Naquela hora, a pior dor da infeliz mulher foi ver a Coléu e a Planta Fantasma cobertas de pragas num canto, gravemente doentes. Com um pano umedecido com óleo de neem a mulher tirava a nuvem de cochonilhas que asfixiavam aqueles serzinhos que tanto significaram para ela. Contou-lhes do dia em que elas chegaram ao jardim pela primeira vez, ainda em berçários. Contou sobre a vida de cada uma. Detalhe por detalhe. Contou como elas foram crescendo juntas. Contou como a mulher foi aprendendo sobre elas, com elas. Aprendeu a ter paciência, a esperar o ciclo, a esperar o tempo natural das coisas. Contou que sabia do que cada uma gostava e não gostava. Coléu era menina espaçosa, risonha, não tinha quem não se encantasse com suas cores vibrantes e chocantes! Já a Planta Fantasma era tão meiga, pequerrucha, delicada, pálida que só! E tímida também! A mulher olhou em volta e viu sua biodiversidade assassinada. Foi água demais? Amor de menos? Falta de diálogo? Queria saber por quê. Queria saber se dependia dela ou se estava além de sua compreensão. E foi assim que assistiu ao último suspiro da Planta Fantasma que a olhava com toda doçura.

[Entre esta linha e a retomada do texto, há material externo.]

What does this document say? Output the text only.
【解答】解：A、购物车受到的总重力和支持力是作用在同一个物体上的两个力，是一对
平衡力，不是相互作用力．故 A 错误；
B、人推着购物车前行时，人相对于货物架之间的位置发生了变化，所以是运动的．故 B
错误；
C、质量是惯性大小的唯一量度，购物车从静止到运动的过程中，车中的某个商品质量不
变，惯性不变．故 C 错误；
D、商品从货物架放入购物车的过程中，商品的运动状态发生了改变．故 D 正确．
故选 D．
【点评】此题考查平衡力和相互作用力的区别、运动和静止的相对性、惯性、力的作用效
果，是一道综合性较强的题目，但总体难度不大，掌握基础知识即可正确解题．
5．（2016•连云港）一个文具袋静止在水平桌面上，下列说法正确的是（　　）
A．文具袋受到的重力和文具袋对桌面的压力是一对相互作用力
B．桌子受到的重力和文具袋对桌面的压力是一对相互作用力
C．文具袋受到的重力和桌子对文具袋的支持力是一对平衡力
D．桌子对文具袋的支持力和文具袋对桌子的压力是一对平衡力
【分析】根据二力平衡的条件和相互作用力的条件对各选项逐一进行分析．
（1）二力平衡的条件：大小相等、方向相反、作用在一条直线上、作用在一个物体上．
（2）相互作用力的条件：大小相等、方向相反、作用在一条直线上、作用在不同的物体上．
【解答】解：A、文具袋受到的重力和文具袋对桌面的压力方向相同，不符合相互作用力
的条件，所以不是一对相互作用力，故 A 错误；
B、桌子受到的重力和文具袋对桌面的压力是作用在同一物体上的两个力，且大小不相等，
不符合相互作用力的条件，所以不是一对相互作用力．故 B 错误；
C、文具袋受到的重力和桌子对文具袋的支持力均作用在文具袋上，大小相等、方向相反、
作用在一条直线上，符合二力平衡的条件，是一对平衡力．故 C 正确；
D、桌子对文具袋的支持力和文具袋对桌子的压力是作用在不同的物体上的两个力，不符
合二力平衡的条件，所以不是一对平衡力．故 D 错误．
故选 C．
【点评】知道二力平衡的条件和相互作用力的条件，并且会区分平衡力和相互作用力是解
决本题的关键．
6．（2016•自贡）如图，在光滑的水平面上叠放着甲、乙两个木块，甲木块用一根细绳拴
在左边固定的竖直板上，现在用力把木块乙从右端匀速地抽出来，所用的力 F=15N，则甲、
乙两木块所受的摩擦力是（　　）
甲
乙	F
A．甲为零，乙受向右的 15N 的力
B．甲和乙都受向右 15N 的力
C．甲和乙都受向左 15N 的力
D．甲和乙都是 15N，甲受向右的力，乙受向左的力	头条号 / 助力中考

Com uma tesoura de jardinagem profissional, podou a Coléu até ficar um cotoquinho. Confiou que ela se recuperaria e voltaria a ficar linda e exuberante como sempre foi. Retirou a Planta Fantasma do vaso, já morta. Não percebeu que deixou cair na terra a sua última folha viva. E para a alegria de todos, ela cria raiz mesmo paradinha, ainda que o mundo não mereça.